Bulldog Bites

News and Views from the University of Redlands

Environmental studies major balances lacrosse, Greek life

University of Redlands student Sadie Pickering poses in a garden.

After growing up in the Pacific Northwest, Sadie Pickering ’20 came to the University of Redlands in search of an environmental studies program but ended up finding much more.

“I knew I’d be able to be a part of multiple organizations on campus while playing lacrosse, and that’s what drew me to Redlands,” she says. Pickering, who is a student-athlete, a member of Maroon and Grey (a student organization that works with the University’s fundraising and community relations team), and the recruiting chair for the Kappa Pi Zeta sorority, says that the connections she has made with other students on campus have been the best part of her college experience. 

Pickering’s involvement in Greek life has provided her with valuable life skills for after graduation. “I wanted to hold a leadership position in Kappa Pi Zeta because members practice standing up and talking in front of people and working with people inside and outside of the organization,” she says.

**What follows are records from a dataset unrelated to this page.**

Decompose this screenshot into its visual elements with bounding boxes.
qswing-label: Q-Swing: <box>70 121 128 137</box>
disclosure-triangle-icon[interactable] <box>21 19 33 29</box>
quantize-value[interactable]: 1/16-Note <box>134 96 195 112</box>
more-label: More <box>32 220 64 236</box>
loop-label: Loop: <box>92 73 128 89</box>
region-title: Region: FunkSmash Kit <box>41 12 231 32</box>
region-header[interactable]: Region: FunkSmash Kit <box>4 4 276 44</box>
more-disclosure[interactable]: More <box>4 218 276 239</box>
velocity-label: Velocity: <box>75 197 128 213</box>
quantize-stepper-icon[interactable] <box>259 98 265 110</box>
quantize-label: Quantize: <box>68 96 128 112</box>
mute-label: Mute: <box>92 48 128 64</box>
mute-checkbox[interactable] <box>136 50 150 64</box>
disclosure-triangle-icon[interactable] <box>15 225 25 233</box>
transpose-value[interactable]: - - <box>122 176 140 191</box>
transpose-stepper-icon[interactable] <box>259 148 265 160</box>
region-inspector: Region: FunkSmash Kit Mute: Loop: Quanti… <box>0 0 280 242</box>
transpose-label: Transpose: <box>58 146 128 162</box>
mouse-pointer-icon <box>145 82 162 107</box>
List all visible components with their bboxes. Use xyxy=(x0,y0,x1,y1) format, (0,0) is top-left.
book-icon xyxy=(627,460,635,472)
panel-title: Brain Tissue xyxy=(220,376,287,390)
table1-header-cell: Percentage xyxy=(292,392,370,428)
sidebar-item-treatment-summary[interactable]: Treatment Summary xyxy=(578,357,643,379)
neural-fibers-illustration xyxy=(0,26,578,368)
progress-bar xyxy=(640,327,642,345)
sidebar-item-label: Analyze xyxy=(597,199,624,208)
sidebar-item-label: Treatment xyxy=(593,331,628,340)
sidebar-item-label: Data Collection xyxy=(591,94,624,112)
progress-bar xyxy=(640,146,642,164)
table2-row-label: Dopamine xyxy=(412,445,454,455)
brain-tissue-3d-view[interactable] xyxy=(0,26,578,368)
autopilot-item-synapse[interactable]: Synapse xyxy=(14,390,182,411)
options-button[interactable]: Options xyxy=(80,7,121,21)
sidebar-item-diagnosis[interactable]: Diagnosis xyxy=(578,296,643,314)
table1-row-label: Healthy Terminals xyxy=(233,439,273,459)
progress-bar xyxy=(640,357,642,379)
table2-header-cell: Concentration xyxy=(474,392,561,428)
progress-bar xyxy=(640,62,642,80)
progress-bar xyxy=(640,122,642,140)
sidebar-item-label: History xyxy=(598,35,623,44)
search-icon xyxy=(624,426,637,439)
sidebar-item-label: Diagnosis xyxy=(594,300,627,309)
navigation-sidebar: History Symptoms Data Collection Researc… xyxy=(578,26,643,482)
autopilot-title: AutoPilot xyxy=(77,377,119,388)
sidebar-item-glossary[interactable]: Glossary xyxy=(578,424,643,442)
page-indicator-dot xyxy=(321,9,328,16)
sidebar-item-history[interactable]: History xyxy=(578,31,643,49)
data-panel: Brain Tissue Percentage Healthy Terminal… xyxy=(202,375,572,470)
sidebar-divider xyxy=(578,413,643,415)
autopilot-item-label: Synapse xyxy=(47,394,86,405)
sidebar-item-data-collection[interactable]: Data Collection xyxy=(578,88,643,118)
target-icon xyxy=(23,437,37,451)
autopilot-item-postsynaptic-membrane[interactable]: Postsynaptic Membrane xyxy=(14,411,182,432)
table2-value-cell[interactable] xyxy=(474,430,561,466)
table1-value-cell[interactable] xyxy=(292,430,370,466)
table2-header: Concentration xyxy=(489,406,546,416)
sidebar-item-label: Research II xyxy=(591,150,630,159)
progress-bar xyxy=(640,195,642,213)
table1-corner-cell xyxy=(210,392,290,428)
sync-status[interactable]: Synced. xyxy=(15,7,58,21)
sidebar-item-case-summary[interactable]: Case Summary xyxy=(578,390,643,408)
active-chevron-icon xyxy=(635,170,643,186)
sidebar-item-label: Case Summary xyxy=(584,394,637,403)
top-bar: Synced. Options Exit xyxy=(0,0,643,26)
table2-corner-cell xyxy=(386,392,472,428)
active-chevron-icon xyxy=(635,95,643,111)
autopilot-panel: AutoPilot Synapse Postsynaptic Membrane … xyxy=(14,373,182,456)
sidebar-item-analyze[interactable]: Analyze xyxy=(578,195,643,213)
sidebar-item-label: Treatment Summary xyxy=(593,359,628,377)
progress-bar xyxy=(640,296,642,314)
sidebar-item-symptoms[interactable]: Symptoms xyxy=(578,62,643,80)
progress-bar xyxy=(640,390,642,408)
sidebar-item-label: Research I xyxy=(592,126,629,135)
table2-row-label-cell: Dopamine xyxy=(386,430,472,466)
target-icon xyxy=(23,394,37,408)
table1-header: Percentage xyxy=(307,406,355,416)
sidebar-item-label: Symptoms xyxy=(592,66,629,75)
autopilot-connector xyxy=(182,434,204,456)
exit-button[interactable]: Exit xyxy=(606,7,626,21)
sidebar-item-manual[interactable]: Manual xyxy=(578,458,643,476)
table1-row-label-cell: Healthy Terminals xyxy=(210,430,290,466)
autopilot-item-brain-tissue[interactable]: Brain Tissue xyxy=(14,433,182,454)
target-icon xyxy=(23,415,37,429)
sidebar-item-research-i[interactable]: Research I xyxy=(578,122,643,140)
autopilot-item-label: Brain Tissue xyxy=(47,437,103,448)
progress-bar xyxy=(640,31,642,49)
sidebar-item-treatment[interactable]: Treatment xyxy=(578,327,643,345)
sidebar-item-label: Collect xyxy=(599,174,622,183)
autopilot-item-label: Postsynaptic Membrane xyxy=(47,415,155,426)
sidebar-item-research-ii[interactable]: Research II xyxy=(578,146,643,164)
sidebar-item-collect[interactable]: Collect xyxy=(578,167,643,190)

Being a student-athlete requires discipline, and Pickering’s efforts are displayed both on and off the field. A double major in environmental studies and management, Pickering has been a Southern California Intercollegiate Athletic Conference player of the week and an Order of Omega outstanding Greek-athlete, selected by the University’s Panhellenic Council. 

She says she couldn’t do it alone, though. “I really value the fact that I’m able to talk to my professors on both personal and academic levels,” says Pickering. “I feel encouraged by my classmates, teammates, and advisors all the time. Being a student-athlete has been one of the most rewarding experiences I’ve ever had.”

In the classroom, being an environmental studies major has had some unexpected revelations for Pickering. Because she spent much of her childhood playing outdoors and developing sustainable habits, she says her coursework doesn’t even feel like work.

“I never expected to fall in love with what I’m studying,” she says. “One of my favorite courses was Food and Nature taught by Professor Dan Klooster. It was a mix of learning about the food industry and the outdoors, and it touched on all my passions. I have learned that I love to learn and I enjoy being taught.”

The combination of environmental studies and management has allowed Pickering to envision her future as a sustainable businessperson. “I ended up really enjoying the business side of environmental studies,” she says. “Eventually, I want to help businesses create sustainable supply chains and reduce their carbon footprints.”